Without proper financial education, this year will be a baptism of fire for Gen Z
Whilst a recession has an impact on every generation, in 2023 it’s Gen Z who are going to find the transition into a sharp economic downturn the hardest. With no savings, and finding themselves just entering the world of work, this prolonged period of economic uncertainty coincides with the first time many of them will have had to manage their finances independently. Gen Z are also the most financially illiterate generation, according to a recent report by the TIAA Institute.
It’s easy to see how the combination of relative inexperience and an acute cost-of-living crisis could be a real issue for this generation. They’ll have to figure out how to budget for spiralling rent, rapidly rising bills, grossly inflated food prices, all whilst hopefully putting at least a little away just to live their lives. This year looks set to be, for many, a financial baptism of fire.
In many respects, it’s harder than ever to save money – especially for digital natives. As the way we spend money changes, how we learn to handle it has to change, too. Anyone who has used social media in the past few years knows that even when browsing a friend’s Instagram, or scrolling Twitter, you’re just one click away from spending money. With lower friction at the point of spending comes an increased likelihood that you actually will pay. It’s harder to keep track of these purchases, too. With no tangible, real items to hold immediately, transactions can become abstract things, removed from a real understanding of your finances.

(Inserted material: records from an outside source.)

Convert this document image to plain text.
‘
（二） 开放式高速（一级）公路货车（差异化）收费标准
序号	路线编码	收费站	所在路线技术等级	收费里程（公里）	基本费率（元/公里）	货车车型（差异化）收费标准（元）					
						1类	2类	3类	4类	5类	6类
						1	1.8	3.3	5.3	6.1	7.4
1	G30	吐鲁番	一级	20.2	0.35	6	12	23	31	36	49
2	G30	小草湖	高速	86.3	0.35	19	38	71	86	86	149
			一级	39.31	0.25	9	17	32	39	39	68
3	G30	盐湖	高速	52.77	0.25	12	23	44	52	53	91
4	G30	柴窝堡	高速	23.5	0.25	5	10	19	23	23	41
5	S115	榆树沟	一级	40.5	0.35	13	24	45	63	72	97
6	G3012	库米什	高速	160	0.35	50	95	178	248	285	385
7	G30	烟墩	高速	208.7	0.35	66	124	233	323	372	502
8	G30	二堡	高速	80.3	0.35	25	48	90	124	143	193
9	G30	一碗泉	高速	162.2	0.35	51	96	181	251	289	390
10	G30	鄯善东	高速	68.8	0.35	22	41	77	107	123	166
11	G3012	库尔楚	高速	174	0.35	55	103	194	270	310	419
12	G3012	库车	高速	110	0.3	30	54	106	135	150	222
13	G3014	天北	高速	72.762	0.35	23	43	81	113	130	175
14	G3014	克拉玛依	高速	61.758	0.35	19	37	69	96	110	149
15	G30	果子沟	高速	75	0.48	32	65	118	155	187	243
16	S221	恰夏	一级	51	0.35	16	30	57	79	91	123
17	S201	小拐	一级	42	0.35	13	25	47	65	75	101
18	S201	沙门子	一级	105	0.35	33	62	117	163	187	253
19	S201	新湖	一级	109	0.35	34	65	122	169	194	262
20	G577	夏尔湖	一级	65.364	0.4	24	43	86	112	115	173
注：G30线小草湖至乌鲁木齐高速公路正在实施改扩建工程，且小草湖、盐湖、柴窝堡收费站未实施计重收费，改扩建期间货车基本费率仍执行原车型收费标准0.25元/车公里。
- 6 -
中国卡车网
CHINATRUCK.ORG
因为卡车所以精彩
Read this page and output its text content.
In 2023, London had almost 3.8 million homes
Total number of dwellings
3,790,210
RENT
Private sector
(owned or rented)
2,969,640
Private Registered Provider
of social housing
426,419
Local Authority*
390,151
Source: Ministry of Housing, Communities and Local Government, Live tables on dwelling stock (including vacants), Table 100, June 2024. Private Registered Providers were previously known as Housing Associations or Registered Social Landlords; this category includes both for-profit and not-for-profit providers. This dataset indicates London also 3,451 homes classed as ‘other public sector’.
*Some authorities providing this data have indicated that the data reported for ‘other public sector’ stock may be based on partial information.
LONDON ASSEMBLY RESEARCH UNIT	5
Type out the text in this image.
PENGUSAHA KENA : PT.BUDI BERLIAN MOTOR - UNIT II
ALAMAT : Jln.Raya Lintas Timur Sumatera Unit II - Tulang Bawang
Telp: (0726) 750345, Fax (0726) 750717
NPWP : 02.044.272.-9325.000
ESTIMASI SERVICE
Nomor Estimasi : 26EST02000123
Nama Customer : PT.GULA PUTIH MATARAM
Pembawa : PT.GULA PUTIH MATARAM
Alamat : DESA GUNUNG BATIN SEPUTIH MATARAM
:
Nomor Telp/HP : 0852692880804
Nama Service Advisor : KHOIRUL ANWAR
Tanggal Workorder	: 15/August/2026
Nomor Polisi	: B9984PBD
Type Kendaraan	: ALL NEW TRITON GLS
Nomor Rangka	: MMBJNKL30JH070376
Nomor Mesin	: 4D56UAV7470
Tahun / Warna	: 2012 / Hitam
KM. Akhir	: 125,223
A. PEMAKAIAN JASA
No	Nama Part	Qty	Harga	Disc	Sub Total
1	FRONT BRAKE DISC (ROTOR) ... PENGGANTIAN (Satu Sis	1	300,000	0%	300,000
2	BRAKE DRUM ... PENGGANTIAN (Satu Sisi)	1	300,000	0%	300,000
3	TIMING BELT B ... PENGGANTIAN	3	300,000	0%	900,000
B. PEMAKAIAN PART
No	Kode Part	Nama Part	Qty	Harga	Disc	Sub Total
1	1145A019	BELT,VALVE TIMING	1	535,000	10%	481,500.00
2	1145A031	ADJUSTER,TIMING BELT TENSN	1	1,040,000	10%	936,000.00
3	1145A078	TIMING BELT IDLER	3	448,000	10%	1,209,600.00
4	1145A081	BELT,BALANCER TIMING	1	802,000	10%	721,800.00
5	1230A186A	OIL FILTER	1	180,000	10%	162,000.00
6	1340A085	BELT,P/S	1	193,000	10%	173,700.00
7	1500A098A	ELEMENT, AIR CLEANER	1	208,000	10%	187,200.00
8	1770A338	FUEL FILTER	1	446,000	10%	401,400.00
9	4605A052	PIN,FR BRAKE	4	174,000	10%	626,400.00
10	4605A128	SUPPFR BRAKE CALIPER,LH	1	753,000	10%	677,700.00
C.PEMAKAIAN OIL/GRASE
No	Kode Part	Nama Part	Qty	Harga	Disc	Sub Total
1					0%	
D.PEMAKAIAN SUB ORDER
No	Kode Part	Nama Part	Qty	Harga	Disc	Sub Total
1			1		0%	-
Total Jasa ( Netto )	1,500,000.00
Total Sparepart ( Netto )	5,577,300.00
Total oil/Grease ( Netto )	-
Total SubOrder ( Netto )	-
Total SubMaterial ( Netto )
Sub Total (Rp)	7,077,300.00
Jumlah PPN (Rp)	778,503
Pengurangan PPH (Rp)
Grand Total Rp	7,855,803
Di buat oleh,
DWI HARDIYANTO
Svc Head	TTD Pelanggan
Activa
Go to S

Physical cash used to be a great way of visualising how much you have to spend, almost like a mini-budget inside your wallet. Nowadays, you don’t even need to have the money to spend it.; you can put it on your credit card, or use a whole host of payment systems that encourage you to buy now, pay later.
There’s a cultural shift happening too when it comes to saving money, thanks to stories of mind-blowing crypto gains, and meme-stocks going ‘through the roof’. The less romantic – and much more sensible – option of working away on continuous savings can seem boring in comparison. It’s easy to feel like you’re missing out when we’re bombarded with stories of people who ‘aped’ it and made millions. If you combine this constant promotion of a highly lucrative, but risky lifestyle, with the fact that one third of adults in the UK say they do not feel confident about managing their money, it’s clear why, as we move into next year, it’s looking harder than ever to work on your savings.
That’s why we need much, much greater financial literacy.
Only 15 per cent of more than 2,000 kids aged between 15 and 18 cited school as their main source of financial education, when surveyed by the London Institute of Banking and Finance. This is shocking when you consider that a significant portion of students will be taking out sizable student loans the moment they finish their schooling.
This illustrates a real problem at the heart of financial education, but it also shows how easy it is for failures in the sector to continue to widen economic disparity. In fact 56 per cent said their parents were their main source of financial understanding.
The key is to teach people how to be smart with their money, from deceptively simple solutions, such as working with a partner or family to prioritise savings, to the more creative, like setting one specific day a week as a regular ‘spending-free-day’. Whilst these options may not be as alluring as an altcoin moonshot, or a memestock frenzy, the truth is, young people need to learn that managing money is about time, diligence and care. The sooner we teach our kids this, the better.